Potentially, the PowerShellAction in Events2HVAC could be used for many other types of solutions such as posting information to a kiosk, controlling music in a building, or controlling window shades based on room schedules.

Rushik said one challenge they had to work through with this solution at Legacy Christian was restricting access to the school during school hours. As with most schools today, the doors need to remain locked on the outside while school is in session. But Events2HVAC would see the rooms as being “occupied” based on the room schedule and unlock the doors.

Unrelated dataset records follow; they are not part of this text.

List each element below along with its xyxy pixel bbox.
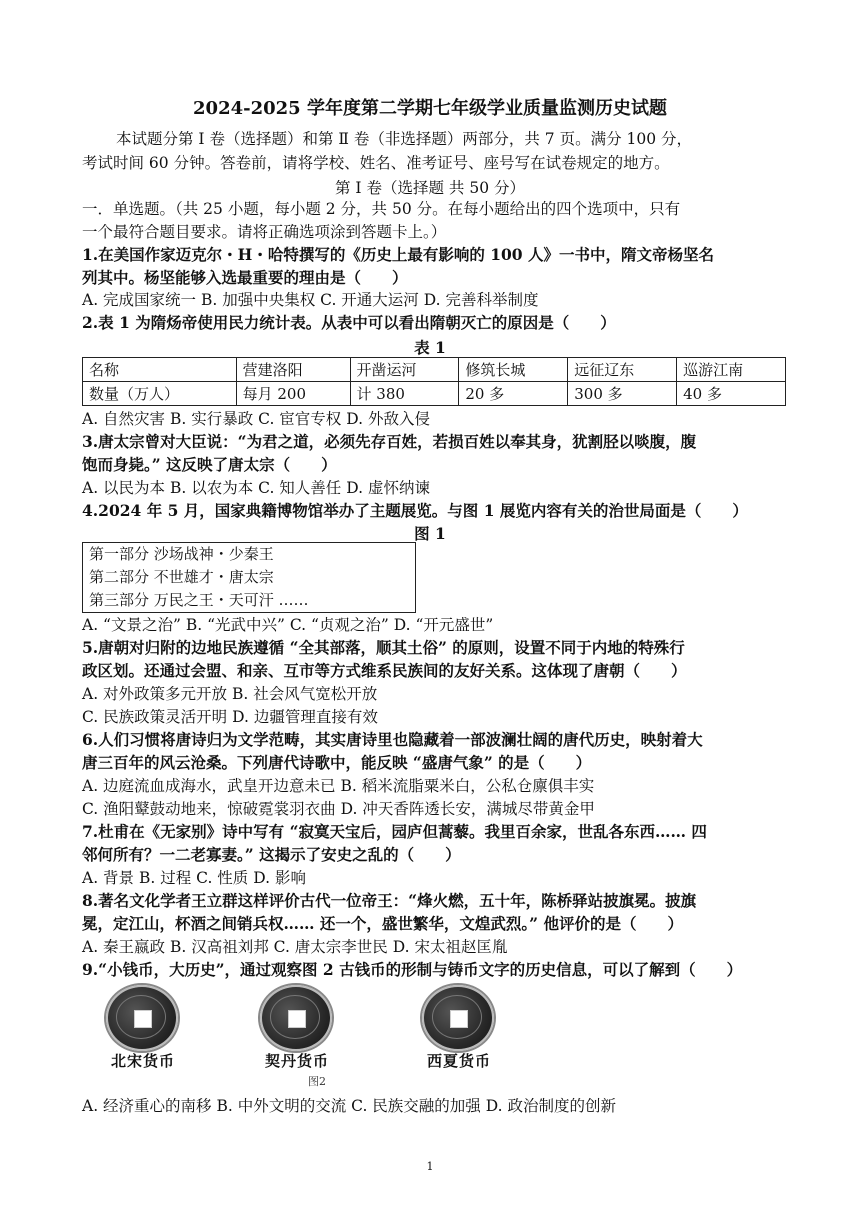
q3-stem-1: 3.唐太宗曾对大臣说：“为君之道，必须先存百姓，若损百姓以奉其身，犹割胫以啖腹，腹 [82, 432, 697, 451]
table-header-row [83, 358, 786, 382]
table-cell: 远征辽东 [568, 358, 677, 382]
q9-stem: 9.“小钱币，大历史”，通过观察图 2 古钱币的形制与铸币文字的历史信息，可以了解到（ ） [82, 960, 743, 979]
q8-stem-1: 8.著名文化学者王立群这样评价古代一位帝王：“烽火燃，五十年，陈桥驿站披旗冕。披旗 [82, 891, 697, 910]
coin-western-xia [404, 985, 514, 1075]
table-cell: 数量（万人） [83, 382, 237, 406]
table-cell: 40 多 [677, 382, 786, 406]
q5-stem-1: 5.唐朝对归附的边地民族遵循 “全其部落，顺其土俗” 的原则，设置不同于内地的特殊行 [82, 638, 685, 657]
q8-stem-2: 冕，定江山，杯酒之间销兵权…… 还一个，盛世繁华，文煌武烈。” 他评价的是（ ） [82, 914, 683, 933]
coin-label: 北宋货币 [110, 1052, 175, 1070]
q2-options: A. 自然灾害 B. 实行暴政 C. 宦官专权 D. 外敌入侵 [82, 410, 430, 428]
part-one-line-1: 一．单选题。（共 25 小题，每小题 2 分，共 50 分。在每小题给出的四个选项中，只有 [82, 200, 681, 218]
q5-stem-2: 政区划。还通过会盟、和亲、互市等方式维系民族间的友好关系。这体现了唐朝（ ） [82, 661, 687, 680]
figure-1-line: 第二部分 不世雄才・唐太宗 [89, 568, 274, 586]
q3-stem-2: 饱而身毙。” 这反映了唐太宗（ ） [82, 455, 337, 474]
section-title: 第 Ⅰ 卷（选择题 共 50 分） [335, 179, 525, 197]
q6-stem-1: 6.人们习惯将唐诗归为文学范畴，其实唐诗里也隐藏着一部波澜壮阔的唐代历史，映射着大 [82, 730, 703, 749]
q4-options: A. “文景之治” B. “光武中兴” C. “贞观之治” D. “开元盛世” [82, 616, 494, 634]
page-number: 1 [426, 1160, 434, 1173]
figure-1-line: 第三部分 万民之王・天可汗 …… [89, 591, 309, 609]
q5-options-2: C. 民族政策灵活开明 D. 边疆管理直接有效 [82, 708, 378, 726]
table-cell: 修筑长城 [459, 358, 568, 382]
coin-northern-song [88, 985, 198, 1075]
table-cell: 开凿运河 [350, 358, 459, 382]
table-cell: 20 多 [459, 382, 568, 406]
coin-icon [106, 985, 178, 1051]
table-cell: 300 多 [568, 382, 677, 406]
table-1-caption: 表 1 [414, 338, 446, 357]
table-cell: 每月 200 [236, 382, 350, 406]
q8-options: A. 秦王嬴政 B. 汉高祖刘邦 C. 唐太宗李世民 D. 宋太祖赵匡胤 [82, 938, 508, 956]
table-cell: 计 380 [350, 382, 459, 406]
q7-stem-2: 邻何所有？一二老寡妻。” 这揭示了安史之乱的（ ） [82, 845, 461, 864]
coin-icon [260, 985, 332, 1051]
q9-options: A. 经济重心的南移 B. 中外文明的交流 C. 民族交融的加强 D. 政治制度的创新 [82, 1097, 616, 1115]
q3-options: A. 以民为本 B. 以农为本 C. 知人善任 D. 虚怀纳谏 [82, 479, 430, 497]
intro-line-2: 考试时间 60 分钟。答卷前，请将学校、姓名、准考证号、座号写在试卷规定的地方。 [82, 154, 670, 172]
q1-stem-1: 1.在美国作家迈克尔・H・哈特撰写的《历史上最有影响的 100 人》一书中，隋文帝杨坚名 [82, 245, 714, 264]
figure-1-box [82, 542, 416, 613]
q6-stem-2: 唐三百年的风云沧桑。下列唐代诗歌中，能反映 “盛唐气象” 的是（ ） [82, 753, 592, 772]
coin-icon [422, 985, 494, 1051]
table-cell: 名称 [83, 358, 237, 382]
q1-options: A. 完成国家统一 B. 加强中央集权 C. 开通大运河 D. 完善科举制度 [82, 291, 539, 309]
table-cell: 营建洛阳 [236, 358, 350, 382]
table-cell: 巡游江南 [677, 358, 786, 382]
q7-options: A. 背景 B. 过程 C. 性质 D. 影响 [82, 869, 306, 887]
page-title: 2024-2025 学年度第二学期七年级学业质量监测历史试题 [193, 98, 667, 119]
coin-label: 契丹货币 [264, 1052, 329, 1070]
coin-khitan [242, 985, 352, 1075]
table-1 [82, 357, 786, 406]
q5-options-1: A. 对外政策多元开放 B. 社会风气宽松开放 [82, 685, 378, 703]
q2-stem: 2.表 1 为隋炀帝使用民力统计表。从表中可以看出隋朝灭亡的原因是（ ） [82, 313, 616, 332]
q4-stem: 4.2024 年 5 月，国家典籍博物馆举办了主题展览。与图 1 展览内容有关的治世局面是（ ） [82, 501, 748, 520]
q6-options-2: C. 渔阳鼙鼓动地来，惊破霓裳羽衣曲 D. 冲天香阵透长安，满城尽带黄金甲 [82, 800, 595, 818]
figure-1-caption: 图 1 [414, 524, 446, 543]
figure-1-line: 第一部分 沙场战神・少秦王 [89, 545, 274, 563]
q1-stem-2: 列其中。杨坚能够入选最重要的理由是（ ） [82, 268, 408, 287]
q6-options-1: A. 边庭流血成海水，武皇开边意未已 B. 稻米流脂粟米白，公私仓廪俱丰实 [82, 777, 595, 795]
table-row [83, 382, 786, 406]
figure-2-caption: 图2 [308, 1075, 326, 1088]
part-one-line-2: 一个最符合题目要求。请将正确选项涂到答题卡上。） [82, 223, 447, 241]
q7-stem-1: 7.杜甫在《无家别》诗中写有 “寂寞天宝后，园庐但蒿藜。我里百余家，世乱各东西…… 四 [82, 822, 707, 841]
intro-line-1: 本试题分第 Ⅰ 卷（选择题）和第 Ⅱ 卷（非选择题）两部分，共 7 页。满分 100 分， [116, 130, 693, 148]
coin-label: 西夏货币 [426, 1052, 491, 1070]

To overcome this, Rushik created a flag in PowerShell that is enabled when school is in session. This flag forces the relay to ignore the unlock command from Events2HVAC so the doors remain locked while classes are in session. Employees use the mobile app to unlock doors for 10 seconds to permit parents, students, and visitors to enter on a case-by-case basis.

Rushik also established a log for the app that shows every unlock and lock command – and its source. It shows him if the command came through Events2HVAC based on an event schedule or the name of the employee who unlocked or locked a door at a specific time.

Currently, this solution is implemented on two of Legacy Christian Church's campuses. They plan to implement it on their other two campuses very soon.